OFFBEAT MAGAZINE | December 2022
Lil’ Bit O’ Dis, Lil’ Bit O’ Dat
When you got 67 years in the music biz, chances are you pretty much done it all. VJ Boulet, a.k.a. “Boo” to his circle of buddies and associates, can certainly make that claim. He’s been a piano-pounding sideman and an esteemed songwriter whose songs have been recorded by Jim Olivier, Jimmy C. Newman, Clarence “Frogman Henry,” Freddie Fender, and Jamie Bergeron, not to mention featured in an occasional movie or two. He’s acted and directed TV shows and produced albums by T.K. Hulin, but that’s a book for another day. Ironically, Boo never set out to record a full-length album until Jin Records honcho Floyd Soileau suggested it a couple of years ago. So, at 84 years old, Boo makes his multi-genre debut, which runs the gamut of his musical breath with nine swamp pop, Cajun, country, and spiritual originals—10 tracks altogether.

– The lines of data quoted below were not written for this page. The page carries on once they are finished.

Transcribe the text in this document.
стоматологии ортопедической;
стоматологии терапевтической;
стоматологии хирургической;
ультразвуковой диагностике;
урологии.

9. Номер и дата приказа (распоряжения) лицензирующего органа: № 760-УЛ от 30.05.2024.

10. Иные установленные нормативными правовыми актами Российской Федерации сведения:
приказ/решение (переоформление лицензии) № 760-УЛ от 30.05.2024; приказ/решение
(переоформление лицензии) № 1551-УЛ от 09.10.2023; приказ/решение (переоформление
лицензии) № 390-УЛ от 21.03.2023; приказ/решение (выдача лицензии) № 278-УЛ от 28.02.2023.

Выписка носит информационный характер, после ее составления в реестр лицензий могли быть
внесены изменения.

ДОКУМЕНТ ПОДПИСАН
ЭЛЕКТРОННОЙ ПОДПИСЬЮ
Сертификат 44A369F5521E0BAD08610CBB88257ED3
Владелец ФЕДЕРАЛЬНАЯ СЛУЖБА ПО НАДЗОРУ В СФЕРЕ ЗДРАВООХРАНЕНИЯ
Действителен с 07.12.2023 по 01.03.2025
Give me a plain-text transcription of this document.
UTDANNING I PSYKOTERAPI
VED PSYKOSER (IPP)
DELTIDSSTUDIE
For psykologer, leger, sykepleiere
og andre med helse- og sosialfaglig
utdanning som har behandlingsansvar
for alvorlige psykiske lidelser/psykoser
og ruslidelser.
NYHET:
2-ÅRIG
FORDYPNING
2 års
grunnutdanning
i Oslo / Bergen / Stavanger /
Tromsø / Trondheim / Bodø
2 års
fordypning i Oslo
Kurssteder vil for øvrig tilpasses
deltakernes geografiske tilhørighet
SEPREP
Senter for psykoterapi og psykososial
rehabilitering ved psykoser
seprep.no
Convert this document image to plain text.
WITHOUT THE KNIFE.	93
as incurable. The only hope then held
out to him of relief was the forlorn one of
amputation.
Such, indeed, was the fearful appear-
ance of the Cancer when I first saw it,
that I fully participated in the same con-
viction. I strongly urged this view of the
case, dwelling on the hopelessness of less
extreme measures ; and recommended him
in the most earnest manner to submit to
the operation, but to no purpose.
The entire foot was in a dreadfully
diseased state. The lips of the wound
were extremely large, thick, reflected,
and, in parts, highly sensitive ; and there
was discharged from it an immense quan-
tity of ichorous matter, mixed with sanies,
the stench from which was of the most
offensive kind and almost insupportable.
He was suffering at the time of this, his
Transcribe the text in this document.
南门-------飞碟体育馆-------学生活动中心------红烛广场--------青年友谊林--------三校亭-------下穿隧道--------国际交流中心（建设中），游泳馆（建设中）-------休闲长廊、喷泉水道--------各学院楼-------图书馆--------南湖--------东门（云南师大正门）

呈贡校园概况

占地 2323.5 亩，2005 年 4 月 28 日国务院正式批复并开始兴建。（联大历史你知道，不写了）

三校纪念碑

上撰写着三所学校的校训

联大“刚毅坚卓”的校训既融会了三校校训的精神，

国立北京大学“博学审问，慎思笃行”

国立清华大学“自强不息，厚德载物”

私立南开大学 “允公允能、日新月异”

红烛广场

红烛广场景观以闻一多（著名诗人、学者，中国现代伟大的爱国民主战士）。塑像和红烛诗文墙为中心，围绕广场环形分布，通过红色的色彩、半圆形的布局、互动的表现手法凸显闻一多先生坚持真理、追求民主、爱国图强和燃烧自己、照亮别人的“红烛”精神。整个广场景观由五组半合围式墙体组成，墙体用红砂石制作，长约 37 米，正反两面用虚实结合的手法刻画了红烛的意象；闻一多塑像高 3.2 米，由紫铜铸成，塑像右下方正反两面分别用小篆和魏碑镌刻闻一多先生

What’s striking here is how Boulet appears so candid about his mortality. On the country tinged “My Last Rodeo,” a protagonist admits his life is in its final chapter. “Don’t Cry For Me” is even more moving: someone at peace with the idea of returning home to the grace of God. The arrangement is majestic, glorious, and inexplicably comforting, overpowering at times, with the female background vocalists conjuring up images of watchful angels. Interestingly, it’s an original that has been around for a while. Boulet sang for his friend Olivier’s funeral in 2008. Since then, it’s been oft heard at funerals around the area.
As noted in “What’s Going to Happen to Swamp Pop,” Boulet also worries about the future of the indigenous Gulf Coast genre when its defining legends no longer walk the Earth. It’s a situation popper pundits can relate to, but that’s what Boo does—he writes about situations anyone can visualize. “Let’s Sit and Talk Things Over” is another example: a man attempts to reconcile a rocky relationship by inviting dialogue.
Boo also shares his Cajun heritage on three stirring tracks, with the talented Chris Stafford playing everything (accordion, twin fiddles, steel guitar, and rhythm guitar) except bass and drums. With this composite sketch of Boo’s extensive musical personality, it goes to show it’s never too late to rack up another milestone.